Step Pharma presents promising cancer treatment
Step Pharma intruduces promising data on the potential of a selective cancer treatment by inhibition of CTPS1 with their inhibitor STP938.
Since September 2022, STP938, the cancer inhibitor developed by Step Pharma SAS, has been undergoing clinical trials for the treatment of T and B cell lymphoma. Now, Step Pharma, the French pharmaceutical company developing oral drugs to inhibit the cytidine triphosphate synthase 1 (CTPS1), presented their data on their CTPS1 inhibitor STP938 at the 64th American Society of Hematology Annual Meeting (ASH) that is currently taking place in the United States.
CTP synthase 1 (CTPS1) is needed by all dividing cells for DNA synthesis. CTP synthase (CTPS) is a critical regulatory enzyme in nucleotide metabolism, catalyzing the rate-limiting step in de novo CTP synthesis part of de novo pyrimidine synthesis pathway that catalyses the conversion of uridine triphosphate (UTP) to cytidine triphosphate (CTP). CTP is a key building block for the production of DNA, RNA and some phospholipids. The two human CTPS isoforms, CTPS1 and CTPS2, share 75% sequence identity but have distinct physiological roles. While CTPS2 is uniformly expressed across various tissue types, CTPS1 expression is generally low but is up-regulated in activated T cells. Inhibiting CTPS1 without affecting CTPS2 is therefore a promising strategy for treating autoimmune disorders and T cell cancers while avoiding off-target effects. STP938, is an orally bioavailable inhibitor of CTPS1. It has a substantial anti-tumour impact in preclinical models of mantle cell lymphoma and multiple myeloma, and it displays synergistic anti-tumour action in preclinical models when paired with selective inhibitors of other pathways. The data presented today hold the promise that the CTPS1 inhibitor might become a treatment for a multitude of blood cancers, with the potential for accelerated approval from a single arm Phase II study.

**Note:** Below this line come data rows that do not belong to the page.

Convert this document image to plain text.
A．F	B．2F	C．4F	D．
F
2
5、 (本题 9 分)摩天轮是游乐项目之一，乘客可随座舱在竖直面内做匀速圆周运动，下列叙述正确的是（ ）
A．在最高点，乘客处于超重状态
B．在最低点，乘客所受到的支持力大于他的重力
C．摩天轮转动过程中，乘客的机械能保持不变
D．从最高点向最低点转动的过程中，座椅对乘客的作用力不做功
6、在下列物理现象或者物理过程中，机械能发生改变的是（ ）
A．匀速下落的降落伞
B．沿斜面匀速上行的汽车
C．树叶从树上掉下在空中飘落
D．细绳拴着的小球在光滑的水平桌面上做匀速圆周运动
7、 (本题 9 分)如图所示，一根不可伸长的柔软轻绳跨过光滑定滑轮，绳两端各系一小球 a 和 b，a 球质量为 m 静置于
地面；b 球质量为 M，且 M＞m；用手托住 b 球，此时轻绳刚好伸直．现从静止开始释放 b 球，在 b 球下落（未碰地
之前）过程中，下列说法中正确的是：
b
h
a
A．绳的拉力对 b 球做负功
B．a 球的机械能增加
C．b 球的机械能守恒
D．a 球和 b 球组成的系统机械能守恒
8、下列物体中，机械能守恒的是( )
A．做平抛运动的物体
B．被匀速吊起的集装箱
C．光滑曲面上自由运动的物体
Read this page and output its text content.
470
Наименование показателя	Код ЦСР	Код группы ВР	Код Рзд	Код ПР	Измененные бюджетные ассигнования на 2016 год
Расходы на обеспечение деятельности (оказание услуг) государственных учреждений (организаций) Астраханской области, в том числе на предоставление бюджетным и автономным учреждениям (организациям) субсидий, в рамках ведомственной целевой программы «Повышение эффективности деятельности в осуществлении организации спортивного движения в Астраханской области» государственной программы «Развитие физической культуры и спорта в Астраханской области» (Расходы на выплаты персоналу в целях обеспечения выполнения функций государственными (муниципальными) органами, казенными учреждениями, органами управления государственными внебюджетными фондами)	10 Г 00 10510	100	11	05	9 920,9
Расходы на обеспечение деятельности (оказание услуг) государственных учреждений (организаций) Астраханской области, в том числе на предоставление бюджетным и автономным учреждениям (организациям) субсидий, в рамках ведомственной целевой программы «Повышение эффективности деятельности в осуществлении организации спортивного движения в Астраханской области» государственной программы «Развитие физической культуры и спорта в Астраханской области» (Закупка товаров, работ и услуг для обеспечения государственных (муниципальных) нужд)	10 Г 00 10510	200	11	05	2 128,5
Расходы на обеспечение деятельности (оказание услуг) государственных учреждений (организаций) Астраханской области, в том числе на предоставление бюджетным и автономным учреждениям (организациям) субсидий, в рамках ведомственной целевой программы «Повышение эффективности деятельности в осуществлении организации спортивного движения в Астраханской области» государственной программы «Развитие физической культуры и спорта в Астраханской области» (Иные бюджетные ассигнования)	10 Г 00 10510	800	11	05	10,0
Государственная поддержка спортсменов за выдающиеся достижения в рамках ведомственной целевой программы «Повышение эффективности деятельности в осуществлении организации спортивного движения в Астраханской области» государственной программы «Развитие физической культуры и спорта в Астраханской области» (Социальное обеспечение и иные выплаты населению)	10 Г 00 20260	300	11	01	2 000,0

We are encouraged by the promising pre-clinical data produced by our collaborators showing the anti-tumour effects of STP938 in mantle cell lymphoma and multiple myeloma models, said Andrew Parker, Chief Executive Officer of Step Pharma. These data reinforce our conviction that by inhibiting CTPS1, a key component of the pyrimidine synthesis pathway to which all cancers are addicted, STP938 has broad therapeutic potential. We have commenced clinical trials to test the safety and efficacy of STP938 in T cell and B cell lymphomas to bring this potentially lifesaving therapy to patients in our efforts to drive a step change in the way we treat cancer.